Все это Даша когда-то уже знала, но забыла.
— А почему «Звезда Эридан»? И что такое Эридан?
— А потому, — отвечал Фельтман, весь лучась и сияя нежностью, довольством, гордостью и сожалением о прошлом, — а потому что, когда она ушла, я решил идти искать ее на другой конец света, где имеется звезда Эридан.
И он дребезжащим тенором запел, но сейчас же перешел на шепот, так как голоса совсем не было.
В коридоре на шкафу стоял старый, неизвестно кому принадлежащий граммофон. Еще в прошлом году Соня занесла его в дом и до сих пор не вернула. Даша сняла его, обтерла пыль, принесла в столовую. Нашлась и пластинка, в свое время подаренная Фельтманом, кусочек с краю оказался отбитым. На одной стороне «Звезду Эридан» пел по-русски цыган под гитарный ансамбль, на другой — тот же цыган пел ее с хором. Поставили сначала цыгана с хором, потом гитары. Фельтман слушал с видимым удовольствием, Тягин тихонько подсвистывал, Даша стояла у граммофона и вслушивалась в слова. Действительно, они были немудрены: ты ушла, портрет твой я убрал со стола… И теперь я пойду искать тебя во все концы света, и в самый дальний конец его,
Где нет ничего,
Где сквозь туман
Мерцает звезда Эридан.
Почему-то все это хватало за душу. И мысль, что весь мир, в самых дальних углах своих, поет и слушает это и танцует под это, не казалась больше Даше странной.

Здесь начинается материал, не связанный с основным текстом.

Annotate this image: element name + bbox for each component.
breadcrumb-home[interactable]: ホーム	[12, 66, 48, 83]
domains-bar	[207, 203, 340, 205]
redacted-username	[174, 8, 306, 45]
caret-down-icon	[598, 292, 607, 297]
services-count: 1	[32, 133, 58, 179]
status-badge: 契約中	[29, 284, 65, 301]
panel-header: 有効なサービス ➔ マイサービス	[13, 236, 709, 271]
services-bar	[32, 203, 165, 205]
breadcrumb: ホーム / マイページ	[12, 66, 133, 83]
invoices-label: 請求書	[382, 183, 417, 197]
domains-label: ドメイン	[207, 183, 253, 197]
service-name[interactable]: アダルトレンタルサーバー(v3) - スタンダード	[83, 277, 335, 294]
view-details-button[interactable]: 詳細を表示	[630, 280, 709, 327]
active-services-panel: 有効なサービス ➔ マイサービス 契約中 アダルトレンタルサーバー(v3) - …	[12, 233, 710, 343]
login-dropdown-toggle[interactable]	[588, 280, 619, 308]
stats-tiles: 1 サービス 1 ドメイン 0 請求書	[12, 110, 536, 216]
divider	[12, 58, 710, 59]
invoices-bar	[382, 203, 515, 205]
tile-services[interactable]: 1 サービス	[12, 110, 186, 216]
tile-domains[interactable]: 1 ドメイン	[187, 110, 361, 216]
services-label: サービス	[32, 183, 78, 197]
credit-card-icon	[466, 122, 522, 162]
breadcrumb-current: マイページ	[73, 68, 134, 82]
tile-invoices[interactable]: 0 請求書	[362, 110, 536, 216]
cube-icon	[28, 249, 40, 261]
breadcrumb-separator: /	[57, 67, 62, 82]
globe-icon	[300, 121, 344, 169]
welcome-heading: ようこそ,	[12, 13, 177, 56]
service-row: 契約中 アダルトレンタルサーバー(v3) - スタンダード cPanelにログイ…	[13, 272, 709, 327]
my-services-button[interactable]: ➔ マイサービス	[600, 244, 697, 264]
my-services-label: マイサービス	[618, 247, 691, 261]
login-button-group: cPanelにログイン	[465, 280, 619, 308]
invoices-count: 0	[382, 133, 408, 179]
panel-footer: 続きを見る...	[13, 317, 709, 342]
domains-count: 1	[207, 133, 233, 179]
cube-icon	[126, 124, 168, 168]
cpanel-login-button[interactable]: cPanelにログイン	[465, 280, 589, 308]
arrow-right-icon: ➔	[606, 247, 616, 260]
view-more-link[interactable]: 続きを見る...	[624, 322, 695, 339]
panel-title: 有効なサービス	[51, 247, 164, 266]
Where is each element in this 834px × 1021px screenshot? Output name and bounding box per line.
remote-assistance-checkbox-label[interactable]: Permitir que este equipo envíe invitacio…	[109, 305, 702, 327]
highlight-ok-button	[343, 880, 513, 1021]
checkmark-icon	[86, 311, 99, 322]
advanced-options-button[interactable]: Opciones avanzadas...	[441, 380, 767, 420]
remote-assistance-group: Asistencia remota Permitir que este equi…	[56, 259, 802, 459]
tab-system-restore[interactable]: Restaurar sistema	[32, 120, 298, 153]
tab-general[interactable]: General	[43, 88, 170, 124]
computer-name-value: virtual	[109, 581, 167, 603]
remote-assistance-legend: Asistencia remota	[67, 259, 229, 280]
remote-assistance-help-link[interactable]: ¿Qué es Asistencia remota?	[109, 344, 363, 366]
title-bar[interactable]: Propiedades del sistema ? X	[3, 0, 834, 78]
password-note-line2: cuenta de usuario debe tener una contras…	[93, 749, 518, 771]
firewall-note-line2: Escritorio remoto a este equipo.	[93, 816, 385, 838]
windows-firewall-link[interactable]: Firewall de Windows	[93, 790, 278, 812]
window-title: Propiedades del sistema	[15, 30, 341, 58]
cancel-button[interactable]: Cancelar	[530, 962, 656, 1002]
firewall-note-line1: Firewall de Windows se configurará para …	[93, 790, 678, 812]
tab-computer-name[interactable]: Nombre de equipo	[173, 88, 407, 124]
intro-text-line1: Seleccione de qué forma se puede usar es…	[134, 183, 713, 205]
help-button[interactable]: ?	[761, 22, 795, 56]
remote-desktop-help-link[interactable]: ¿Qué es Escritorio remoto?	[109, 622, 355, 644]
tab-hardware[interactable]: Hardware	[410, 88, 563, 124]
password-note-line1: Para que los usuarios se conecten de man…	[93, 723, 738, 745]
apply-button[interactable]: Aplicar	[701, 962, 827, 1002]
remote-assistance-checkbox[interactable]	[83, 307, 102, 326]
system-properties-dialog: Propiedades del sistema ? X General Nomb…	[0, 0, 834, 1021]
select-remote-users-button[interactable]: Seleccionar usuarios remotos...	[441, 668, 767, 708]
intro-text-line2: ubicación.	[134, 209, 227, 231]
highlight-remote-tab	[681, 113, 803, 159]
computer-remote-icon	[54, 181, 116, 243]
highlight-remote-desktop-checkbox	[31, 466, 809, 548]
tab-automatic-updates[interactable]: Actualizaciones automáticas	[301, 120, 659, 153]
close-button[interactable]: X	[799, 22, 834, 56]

— Нынешние этого понять не могут, — сказал Тягин. — Нынешние все больше насчет саксофона и барабана.
— Так ведь поняли! — возразила Даша, заводя граммофон вторично. — Раз десятки тысяч пластинок проданы, значит любят и это.
Ей было неловко перед Фельтманом за тот шум захлопнутой двери, который раздался в самом начале музыки: это был Сонин способ показывать, что ей мешают. Но Фельтман, улыбаясь, смотрел на вертящийся диск, и мысли его, видимо, были очень далеко.
Когда Любовь Ивановна и Зай вернулись, Тягин и его гость вели уже свой нескончаемый разговор о прошлом и будущем, о старой войне, о новой войне, которая непременно будет, а Даша, под лампой, приводила в порядок какие-то бумаги. С тех пор, как Леон Моро был болен, у нее было гораздо больше работы, чем раньше.
— Тебе должны бы были прибавить, — на ходу сказала Любовь Ивановна, взглянув через Дашину руку.
— Ну, как было в кино? Хорошо?
— Зай понравилось, значит было хорошо.
Слышно было, как Зай по коридору ходит из комнаты в кухню и обратно: она, видимо, проголодалась и на ходу пила молоко. Потом она ушла к себе, прислушалась, не идет ли кто, открыла свою сумку желтой кожи, на ремне, которую она носила через плечо, вынула из внутреннего ее кармана конверт, а из конверта бумажку. В десятый раз перечитала она напечатанное на машинке приглашение: завтра вечером в первый раз она должна была пойти на одно собрание, и это сейчас ей представилось огромным событием ее жизни.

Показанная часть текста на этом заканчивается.